Madina Thiam joins as Fannie Gaston-Johansson Assistant Professor of Africana Studies and History. She studies Mali and West Africa from the 18th to the 20th century, with interests in the social histories of Muslim societies in the Sahel and the African Diaspora, French imperialism, and decolonization. She is completing a book manuscript that mobilizes research in multilingual and multisited archives to offer a new history of revolutionary movements, slavery, empire and migrations in the modern era. Rooted in the Sahel and straddling the Atlantic and Saharan worlds, the book unfolds through the vantage points and experiences of West African Muslims.
Her work has appeared or is forthcoming in the Journal of African History, History in Africa, and the CODESRIA Bulletin, among other venues. She is the recipient of multiple awards, including from the American Council of Learned Societies, the Social Science Research Council, and the Mellon Foundation. In parallel, Thiam serves as co-director of the Projet Archives des Femmes, a collective that preserves the histories of Malian women’s anti-colonial and feminist struggles, and organizes a summer school with colleagues from the University of Bamako.

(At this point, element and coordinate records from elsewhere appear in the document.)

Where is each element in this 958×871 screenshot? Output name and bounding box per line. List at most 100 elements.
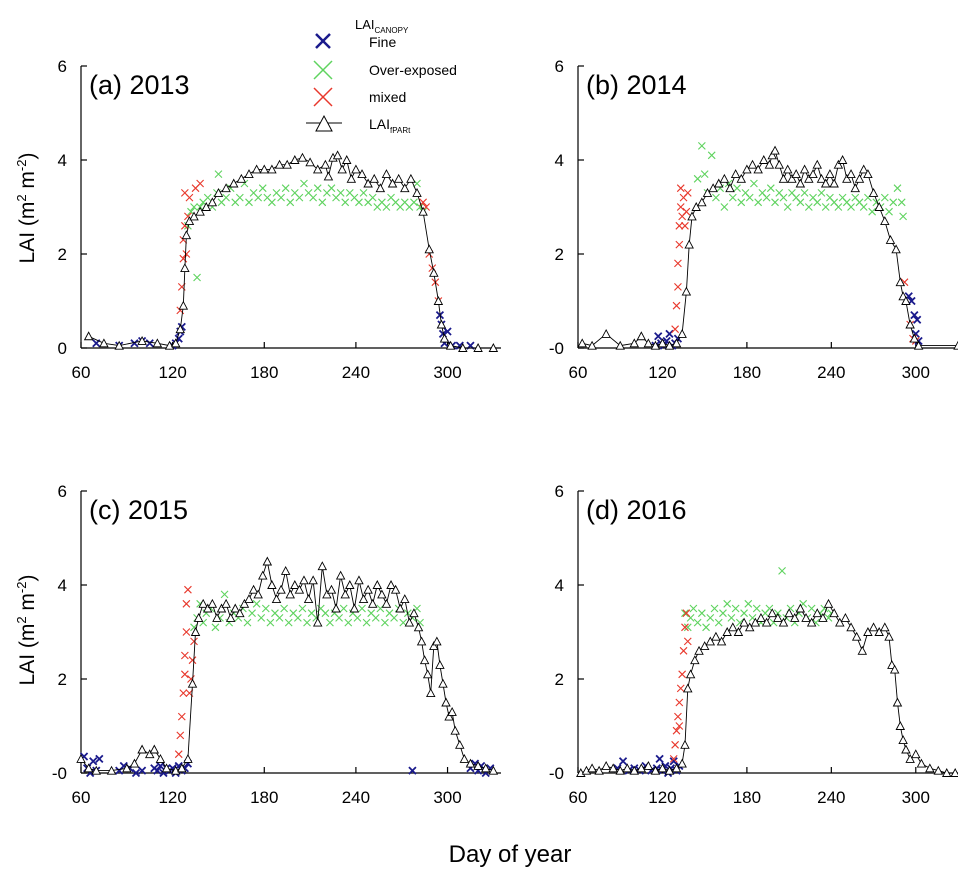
fpar-point	[369, 173, 379, 183]
fpar-point	[416, 636, 427, 646]
mixed-point	[182, 599, 191, 608]
over-point	[779, 193, 788, 202]
fpar-point	[784, 608, 794, 618]
fpar-point	[681, 286, 692, 296]
fpar-point	[680, 739, 690, 749]
fpar-point	[381, 598, 392, 608]
fpar-point	[413, 622, 424, 632]
fpar-point	[840, 612, 851, 622]
fpar-point	[267, 164, 277, 174]
over-point	[868, 207, 877, 216]
fpar-point	[677, 758, 687, 768]
over-point	[714, 618, 723, 627]
mixed-point	[176, 731, 185, 740]
fpar-point	[753, 164, 763, 174]
fpar-point	[257, 570, 268, 580]
x-tick-label: 120	[648, 363, 676, 382]
fpar-point	[905, 319, 915, 329]
over-point	[731, 604, 740, 613]
fpar-point	[308, 575, 318, 585]
fpar-point	[409, 608, 419, 618]
over-point	[318, 198, 327, 207]
fpar-point	[725, 183, 735, 193]
fpar-point	[594, 765, 604, 775]
over-point	[800, 189, 809, 197]
fpar-point	[340, 589, 350, 599]
fpar-point	[677, 328, 687, 338]
over-point	[723, 599, 732, 608]
fpar-point	[395, 603, 405, 613]
mixed-point	[196, 179, 205, 188]
y-tick-label: 6	[555, 57, 564, 76]
over-point	[834, 203, 843, 211]
fpar-point	[799, 164, 810, 174]
fpar-point	[615, 765, 625, 775]
fpar-point	[195, 206, 205, 216]
y-tick-label: 6	[58, 482, 67, 501]
fpar-point	[774, 159, 785, 169]
fpar-point	[114, 340, 124, 350]
x-tick-label: 60	[569, 788, 588, 807]
fpar-point	[285, 589, 295, 599]
fpar-point	[282, 159, 292, 169]
fpar-point	[728, 622, 738, 632]
fpar-point	[144, 749, 155, 759]
fpar-point	[884, 631, 894, 641]
fpar-point	[891, 244, 901, 254]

This past year, Thiam was a scholar-in-residence at the Schomburg Center for Research in Black Culture, and also delivered the 7th William Allen Brown memorial lecture at the University of Wisconsin-Madison. She received her PhD in African History from UCLA, and joins Johns Hopkins from New York University, where she taught from 2022 to 2025 as the James Weldon Johnson Assistant Professor of History.